When you have a child that has very particular needs, small things add up, and they add up quick. For instance: Mira has absolutely no hold of her bowels, so she poops at a constant rate, requiring constant diaper changes. We've gone through more diapers in her few weeks of life than I can even count. And we cant use cloth diapers because they do not pull the mess away from the skin the way disposable diapers do, leaving a risk of infection on her incisions and actually making her diaper rash worse! Then you add how sensitive her skin is and you're left with only being able to buy certain products. We have to get a particular kind of baby wipe that doesn't have alcohol or chlorine in it. A special kind of diaper rash cream. Very particular types of clothes and blankets. Finding baby socks that don't contain latex has been nearly impossible. All of the medical supplies that aren't covered under insurance, like the sandwich bags to make her butt flaps. Having to replace the latex items in our home, like tape, gloves, Tupperware, and more. The travel costs of always going to see doctors. Not to mention all the work Joe missed during her surgeries and having to take off work for her appointments. Thank God I'm a die hard fan of breast feeding, because I couldn't imagine adding the cost of formula on top of everything else. While I'm not complaining, because this is what our daughter needs and we're fine with doing it, the reality is that it's all very,very expensive.
The reality is that you can't make $1500 worth of bills come out of a $300 paycheck from missing almost two weeks of work during her surgeries and hospitalization. The reality is that once you start playing catch up with your bills, it takes months to get caught back up. The reality is that we even planned for this and paid most of our bills months in advance before she was born. But, the reality is that this is an unavoidable part of having a baby with special needs. 
However, it's a rough patch. It's called a rough patch because it goes away. This will pass, things will get easier, the bills will get paid, and there's always light at the end of the tunnel. We're blessed with friends and family that have helped in many ways. They're planning a benefit dinner for Mira as we speak. Others have held fundraisers through their personal businesses.
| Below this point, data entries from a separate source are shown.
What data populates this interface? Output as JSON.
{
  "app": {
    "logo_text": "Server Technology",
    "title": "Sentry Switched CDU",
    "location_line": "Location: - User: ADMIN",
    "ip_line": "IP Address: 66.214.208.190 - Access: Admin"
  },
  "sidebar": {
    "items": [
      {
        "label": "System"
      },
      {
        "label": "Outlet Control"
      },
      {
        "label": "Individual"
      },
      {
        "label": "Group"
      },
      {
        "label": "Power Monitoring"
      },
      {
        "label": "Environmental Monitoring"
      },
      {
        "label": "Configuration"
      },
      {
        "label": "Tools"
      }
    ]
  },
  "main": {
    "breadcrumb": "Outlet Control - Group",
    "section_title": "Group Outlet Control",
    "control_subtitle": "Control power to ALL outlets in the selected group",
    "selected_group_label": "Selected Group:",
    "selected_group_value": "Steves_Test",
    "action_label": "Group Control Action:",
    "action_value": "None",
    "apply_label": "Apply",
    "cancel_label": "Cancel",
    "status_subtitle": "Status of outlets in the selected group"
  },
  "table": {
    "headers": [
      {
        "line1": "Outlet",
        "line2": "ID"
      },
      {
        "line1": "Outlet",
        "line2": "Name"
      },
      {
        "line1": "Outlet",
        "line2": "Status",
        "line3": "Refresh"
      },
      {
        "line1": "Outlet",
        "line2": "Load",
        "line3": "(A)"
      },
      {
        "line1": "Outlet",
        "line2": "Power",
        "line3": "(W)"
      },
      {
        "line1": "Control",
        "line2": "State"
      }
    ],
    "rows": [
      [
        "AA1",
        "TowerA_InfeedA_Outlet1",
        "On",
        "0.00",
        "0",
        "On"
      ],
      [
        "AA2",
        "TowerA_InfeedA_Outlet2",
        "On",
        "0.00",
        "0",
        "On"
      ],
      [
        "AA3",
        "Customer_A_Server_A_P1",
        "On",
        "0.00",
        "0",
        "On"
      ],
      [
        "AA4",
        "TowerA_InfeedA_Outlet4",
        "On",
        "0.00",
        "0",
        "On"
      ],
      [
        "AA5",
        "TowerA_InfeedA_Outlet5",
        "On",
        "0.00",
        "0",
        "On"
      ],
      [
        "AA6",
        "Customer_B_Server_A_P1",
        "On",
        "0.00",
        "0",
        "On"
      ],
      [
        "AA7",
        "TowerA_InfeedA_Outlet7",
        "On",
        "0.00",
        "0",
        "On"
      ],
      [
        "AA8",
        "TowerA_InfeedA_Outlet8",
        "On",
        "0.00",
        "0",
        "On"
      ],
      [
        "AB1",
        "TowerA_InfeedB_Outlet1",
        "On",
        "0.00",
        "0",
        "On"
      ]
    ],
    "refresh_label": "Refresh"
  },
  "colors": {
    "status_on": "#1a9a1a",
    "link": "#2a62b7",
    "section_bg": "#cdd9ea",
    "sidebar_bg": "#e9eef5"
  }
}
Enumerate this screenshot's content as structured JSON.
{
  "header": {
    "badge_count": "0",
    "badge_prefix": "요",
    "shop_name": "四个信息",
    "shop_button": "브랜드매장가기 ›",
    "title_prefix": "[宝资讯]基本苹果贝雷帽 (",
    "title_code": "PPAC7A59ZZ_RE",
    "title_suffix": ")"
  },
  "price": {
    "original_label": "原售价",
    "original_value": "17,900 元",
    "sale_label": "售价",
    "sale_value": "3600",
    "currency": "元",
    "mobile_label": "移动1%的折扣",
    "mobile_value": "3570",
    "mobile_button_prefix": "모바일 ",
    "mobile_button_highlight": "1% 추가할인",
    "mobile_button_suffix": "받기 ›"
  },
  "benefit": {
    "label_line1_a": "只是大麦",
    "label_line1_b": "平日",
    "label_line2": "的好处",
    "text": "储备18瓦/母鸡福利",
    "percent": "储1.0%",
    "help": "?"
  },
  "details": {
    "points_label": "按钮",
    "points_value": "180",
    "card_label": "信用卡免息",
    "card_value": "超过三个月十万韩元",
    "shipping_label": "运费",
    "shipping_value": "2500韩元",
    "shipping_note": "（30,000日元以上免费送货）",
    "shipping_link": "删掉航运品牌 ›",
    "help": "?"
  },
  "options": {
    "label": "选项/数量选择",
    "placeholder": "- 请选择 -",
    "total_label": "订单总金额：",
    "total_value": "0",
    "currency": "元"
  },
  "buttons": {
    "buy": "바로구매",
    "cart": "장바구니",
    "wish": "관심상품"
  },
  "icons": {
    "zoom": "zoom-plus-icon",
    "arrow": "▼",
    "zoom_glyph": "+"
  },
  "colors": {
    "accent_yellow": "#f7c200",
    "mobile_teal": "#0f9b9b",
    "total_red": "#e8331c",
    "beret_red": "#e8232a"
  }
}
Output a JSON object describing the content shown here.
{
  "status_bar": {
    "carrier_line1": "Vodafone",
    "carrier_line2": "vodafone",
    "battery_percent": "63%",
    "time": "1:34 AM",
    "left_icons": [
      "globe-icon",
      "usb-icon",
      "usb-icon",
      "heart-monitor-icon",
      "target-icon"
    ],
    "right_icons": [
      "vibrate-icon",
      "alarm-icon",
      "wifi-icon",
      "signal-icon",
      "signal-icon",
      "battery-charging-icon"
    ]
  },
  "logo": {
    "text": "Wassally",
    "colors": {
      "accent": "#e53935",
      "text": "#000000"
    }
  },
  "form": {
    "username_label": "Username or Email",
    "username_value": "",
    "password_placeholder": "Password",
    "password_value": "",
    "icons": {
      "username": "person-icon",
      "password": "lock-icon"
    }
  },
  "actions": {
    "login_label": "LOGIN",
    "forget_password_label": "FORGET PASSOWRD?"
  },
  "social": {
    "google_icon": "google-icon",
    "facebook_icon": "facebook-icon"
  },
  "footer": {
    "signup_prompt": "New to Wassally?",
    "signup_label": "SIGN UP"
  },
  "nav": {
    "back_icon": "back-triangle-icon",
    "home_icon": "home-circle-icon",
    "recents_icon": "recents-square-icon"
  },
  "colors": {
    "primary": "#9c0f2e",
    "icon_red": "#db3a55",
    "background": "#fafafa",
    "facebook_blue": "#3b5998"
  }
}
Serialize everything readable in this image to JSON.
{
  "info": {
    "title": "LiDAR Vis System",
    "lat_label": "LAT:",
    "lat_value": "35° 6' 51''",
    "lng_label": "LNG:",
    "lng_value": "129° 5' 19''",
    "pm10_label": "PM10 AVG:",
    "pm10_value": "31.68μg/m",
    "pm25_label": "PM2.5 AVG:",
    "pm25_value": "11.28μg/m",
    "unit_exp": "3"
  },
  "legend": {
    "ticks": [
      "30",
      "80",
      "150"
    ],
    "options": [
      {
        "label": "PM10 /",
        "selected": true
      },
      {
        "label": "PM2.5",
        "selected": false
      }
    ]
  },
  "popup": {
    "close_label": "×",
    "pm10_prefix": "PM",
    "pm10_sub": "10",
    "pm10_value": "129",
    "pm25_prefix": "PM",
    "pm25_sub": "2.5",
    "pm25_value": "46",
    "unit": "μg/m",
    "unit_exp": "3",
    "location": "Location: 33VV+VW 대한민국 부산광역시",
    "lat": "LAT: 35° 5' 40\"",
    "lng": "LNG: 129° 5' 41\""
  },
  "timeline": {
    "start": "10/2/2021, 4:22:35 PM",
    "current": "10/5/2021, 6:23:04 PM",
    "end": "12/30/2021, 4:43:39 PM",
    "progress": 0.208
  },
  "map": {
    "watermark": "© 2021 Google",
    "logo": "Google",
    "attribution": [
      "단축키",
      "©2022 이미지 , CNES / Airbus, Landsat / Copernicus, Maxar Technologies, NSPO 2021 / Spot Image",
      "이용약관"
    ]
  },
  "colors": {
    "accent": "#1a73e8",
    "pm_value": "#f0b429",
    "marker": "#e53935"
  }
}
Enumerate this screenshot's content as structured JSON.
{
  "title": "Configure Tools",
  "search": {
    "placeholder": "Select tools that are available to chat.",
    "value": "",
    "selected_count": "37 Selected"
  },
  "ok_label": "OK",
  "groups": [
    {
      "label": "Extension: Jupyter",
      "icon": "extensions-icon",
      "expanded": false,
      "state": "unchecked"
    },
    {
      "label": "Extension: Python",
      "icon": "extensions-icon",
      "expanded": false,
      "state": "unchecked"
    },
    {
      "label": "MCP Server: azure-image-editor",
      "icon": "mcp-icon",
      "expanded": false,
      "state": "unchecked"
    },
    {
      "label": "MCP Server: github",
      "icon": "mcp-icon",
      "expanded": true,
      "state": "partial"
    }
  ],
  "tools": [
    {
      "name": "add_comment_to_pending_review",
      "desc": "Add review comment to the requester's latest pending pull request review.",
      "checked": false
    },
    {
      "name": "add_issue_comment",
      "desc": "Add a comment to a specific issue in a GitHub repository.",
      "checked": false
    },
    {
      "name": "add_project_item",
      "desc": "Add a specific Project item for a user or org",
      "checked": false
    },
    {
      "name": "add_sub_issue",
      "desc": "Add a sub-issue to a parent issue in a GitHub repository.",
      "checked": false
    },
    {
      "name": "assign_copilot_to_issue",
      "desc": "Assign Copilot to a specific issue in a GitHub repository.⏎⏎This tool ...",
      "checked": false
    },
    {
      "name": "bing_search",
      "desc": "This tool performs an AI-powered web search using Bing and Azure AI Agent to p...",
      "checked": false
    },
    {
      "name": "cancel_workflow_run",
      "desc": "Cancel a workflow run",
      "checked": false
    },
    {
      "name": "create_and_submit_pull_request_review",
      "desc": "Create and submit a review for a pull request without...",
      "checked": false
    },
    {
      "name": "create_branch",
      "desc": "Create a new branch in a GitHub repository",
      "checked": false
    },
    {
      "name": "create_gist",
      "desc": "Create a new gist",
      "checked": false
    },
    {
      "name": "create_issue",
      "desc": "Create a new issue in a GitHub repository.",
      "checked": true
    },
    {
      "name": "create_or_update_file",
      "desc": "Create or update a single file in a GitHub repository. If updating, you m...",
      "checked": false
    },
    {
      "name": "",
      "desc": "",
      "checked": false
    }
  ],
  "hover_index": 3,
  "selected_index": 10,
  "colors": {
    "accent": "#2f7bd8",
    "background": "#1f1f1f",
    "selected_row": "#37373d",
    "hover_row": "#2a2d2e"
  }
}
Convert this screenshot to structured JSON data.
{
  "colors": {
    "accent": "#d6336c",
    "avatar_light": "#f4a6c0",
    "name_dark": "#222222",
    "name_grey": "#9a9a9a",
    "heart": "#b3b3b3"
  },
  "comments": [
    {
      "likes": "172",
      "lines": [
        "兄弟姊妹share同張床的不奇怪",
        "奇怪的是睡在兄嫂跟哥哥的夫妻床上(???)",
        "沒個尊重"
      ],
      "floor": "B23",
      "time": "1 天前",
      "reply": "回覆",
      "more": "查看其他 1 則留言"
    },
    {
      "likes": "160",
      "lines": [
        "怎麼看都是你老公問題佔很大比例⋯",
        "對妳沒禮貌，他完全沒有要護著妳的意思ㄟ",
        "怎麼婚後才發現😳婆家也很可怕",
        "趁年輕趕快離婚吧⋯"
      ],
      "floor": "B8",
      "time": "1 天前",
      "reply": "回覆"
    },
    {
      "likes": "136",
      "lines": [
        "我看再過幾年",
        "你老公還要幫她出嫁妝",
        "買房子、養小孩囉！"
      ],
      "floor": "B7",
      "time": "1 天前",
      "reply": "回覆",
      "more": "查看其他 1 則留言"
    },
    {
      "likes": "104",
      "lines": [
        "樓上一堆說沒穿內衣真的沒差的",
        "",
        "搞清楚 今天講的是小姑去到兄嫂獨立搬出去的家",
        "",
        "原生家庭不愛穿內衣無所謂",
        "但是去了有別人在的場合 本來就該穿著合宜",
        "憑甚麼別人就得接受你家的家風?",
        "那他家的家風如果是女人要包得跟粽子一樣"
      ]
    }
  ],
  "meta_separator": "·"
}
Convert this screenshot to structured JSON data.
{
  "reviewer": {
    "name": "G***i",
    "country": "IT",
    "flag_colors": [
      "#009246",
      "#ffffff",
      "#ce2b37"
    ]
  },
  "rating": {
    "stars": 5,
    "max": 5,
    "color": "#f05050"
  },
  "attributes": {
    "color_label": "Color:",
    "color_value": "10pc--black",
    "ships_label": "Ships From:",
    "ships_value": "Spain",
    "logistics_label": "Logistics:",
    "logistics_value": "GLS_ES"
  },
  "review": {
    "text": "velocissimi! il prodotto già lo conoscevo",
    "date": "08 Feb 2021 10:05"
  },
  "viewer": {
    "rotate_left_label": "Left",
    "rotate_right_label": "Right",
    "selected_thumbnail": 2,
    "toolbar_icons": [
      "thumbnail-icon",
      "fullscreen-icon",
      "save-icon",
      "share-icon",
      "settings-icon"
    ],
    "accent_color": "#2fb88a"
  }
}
Family members have brought us groceries and babysat the kids for us so we weren't paying for child care during doctor visits. And some have simply stopped by to help me with housework while I sat on my porch, enjoyed a cup of coffee, and was simply able to breathe. 
It is all so overwhelming. Making sure we're taking care of our family the best we can is overwhelming, and the last thing you want to have to care about during all of it is money; but we live in a world that requires it. The best advice I can give is to plan. Plan for it. Plan for the loss of income, plan for the one pair of baby socks that are going to cost 20 freaking dollars because they're latex-free, plan for spending more on a baby outfit than you've ever spent on your own, plan for falling behind on your bills; BUT don't feel like a failure when your planning only does so much. Don't get discouraged when you inevitably hit the rough patch. It doesn't make you less of a parent to fall behind. It doesn't make you a failure to run into things that you didn't know to plan for. It hurts, it makes you feel like you're less, and it's embarrassing to beg your landlord for leniency; but it's not your fault, and there's only so much you can do, and this is the lesson I'm learning during this rough patch. This too shall pass.